Le multiculturalisme a changé de manière irréversible la pratique de la diplomatie quotidienne, si bien que le débat sur le français nous paraît fort lointain. Dans cette équation, le fait français perd pied. Il est coincé entre un multiculturalisme de plus en plus strident, qui met les droits individuels au premier plan, et un nationalisme canadien vague et embrouillé, dont personne n’ose identifier la provenance, ni la portée.

En un mot, la montée du multiculturalisme impose une nouvelle logique sur la conduite de la diplomatie canadienne, logique qui multiplie la culture d’exception ad nauseum. On assiste au même phénomène chez certaines formations politiques au Québec, qui cherchent à multiplier cette culture d’exception au profit des gains politiques. Le PLQ et Québec solidaire viennent à l’esprit.

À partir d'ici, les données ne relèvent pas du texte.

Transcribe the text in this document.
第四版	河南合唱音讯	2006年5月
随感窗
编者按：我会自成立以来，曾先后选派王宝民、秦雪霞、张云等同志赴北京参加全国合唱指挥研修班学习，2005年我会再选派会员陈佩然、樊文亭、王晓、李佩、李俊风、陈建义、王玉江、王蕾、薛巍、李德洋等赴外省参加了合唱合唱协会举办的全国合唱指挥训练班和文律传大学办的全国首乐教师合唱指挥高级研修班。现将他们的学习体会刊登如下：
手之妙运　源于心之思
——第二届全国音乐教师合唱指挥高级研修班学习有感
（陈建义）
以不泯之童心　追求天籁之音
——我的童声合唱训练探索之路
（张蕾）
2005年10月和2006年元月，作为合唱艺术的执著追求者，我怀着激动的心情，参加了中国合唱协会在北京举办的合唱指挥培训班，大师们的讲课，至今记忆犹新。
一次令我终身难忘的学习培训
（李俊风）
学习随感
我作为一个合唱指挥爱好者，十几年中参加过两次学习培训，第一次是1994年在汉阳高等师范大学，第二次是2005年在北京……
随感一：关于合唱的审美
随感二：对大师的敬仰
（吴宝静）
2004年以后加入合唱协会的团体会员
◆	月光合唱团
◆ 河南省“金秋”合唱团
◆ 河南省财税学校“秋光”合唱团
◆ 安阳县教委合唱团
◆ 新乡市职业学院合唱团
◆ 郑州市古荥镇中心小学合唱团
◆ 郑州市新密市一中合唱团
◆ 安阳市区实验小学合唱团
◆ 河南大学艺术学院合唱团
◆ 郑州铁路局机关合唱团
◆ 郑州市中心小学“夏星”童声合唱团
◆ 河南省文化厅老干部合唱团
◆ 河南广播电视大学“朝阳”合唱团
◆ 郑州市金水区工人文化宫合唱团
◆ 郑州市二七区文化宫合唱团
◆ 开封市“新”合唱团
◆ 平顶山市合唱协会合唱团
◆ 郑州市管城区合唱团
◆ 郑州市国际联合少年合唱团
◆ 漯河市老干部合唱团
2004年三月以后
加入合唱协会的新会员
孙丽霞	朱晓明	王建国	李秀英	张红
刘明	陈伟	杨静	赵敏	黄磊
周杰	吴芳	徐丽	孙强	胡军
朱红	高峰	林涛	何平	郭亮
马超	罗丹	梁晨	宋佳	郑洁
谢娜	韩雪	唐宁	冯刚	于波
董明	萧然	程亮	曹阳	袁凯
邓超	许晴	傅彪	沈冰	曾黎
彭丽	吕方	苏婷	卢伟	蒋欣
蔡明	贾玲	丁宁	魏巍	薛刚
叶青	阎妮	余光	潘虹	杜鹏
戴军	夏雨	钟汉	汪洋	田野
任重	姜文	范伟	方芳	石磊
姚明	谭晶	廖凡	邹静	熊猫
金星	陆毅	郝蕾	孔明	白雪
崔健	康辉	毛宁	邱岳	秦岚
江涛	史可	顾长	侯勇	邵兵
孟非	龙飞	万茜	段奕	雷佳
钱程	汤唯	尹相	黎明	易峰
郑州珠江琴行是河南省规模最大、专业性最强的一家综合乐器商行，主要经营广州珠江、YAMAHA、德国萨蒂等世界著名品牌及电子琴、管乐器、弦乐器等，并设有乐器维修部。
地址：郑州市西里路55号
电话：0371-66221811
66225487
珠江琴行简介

Entretemps, le français est mis au rancart afin que le système de dotation puisse se conformer aux passe-droits et aux exceptions. Bien entendu, ces exigences ou exceptions sont de véritables épreuves et obstacles, mais il n’en reste pas moins qu’elles sont importées de l’extérieur du monde diplomatique. C’est à ce point précis que le multiculturalisme canadien se met en porte à faux avec la nation française du Québec et de ses espoirs d’être enfin « maîtres chez nous ». Et les francophones, pour la plupart séculaires depuis la Révolution tranquille et ne possédant aucun degré d’exception culturelle canadienne, se retrouvent dépourvus de leviers dans la conduite de la diplomatie canadienne.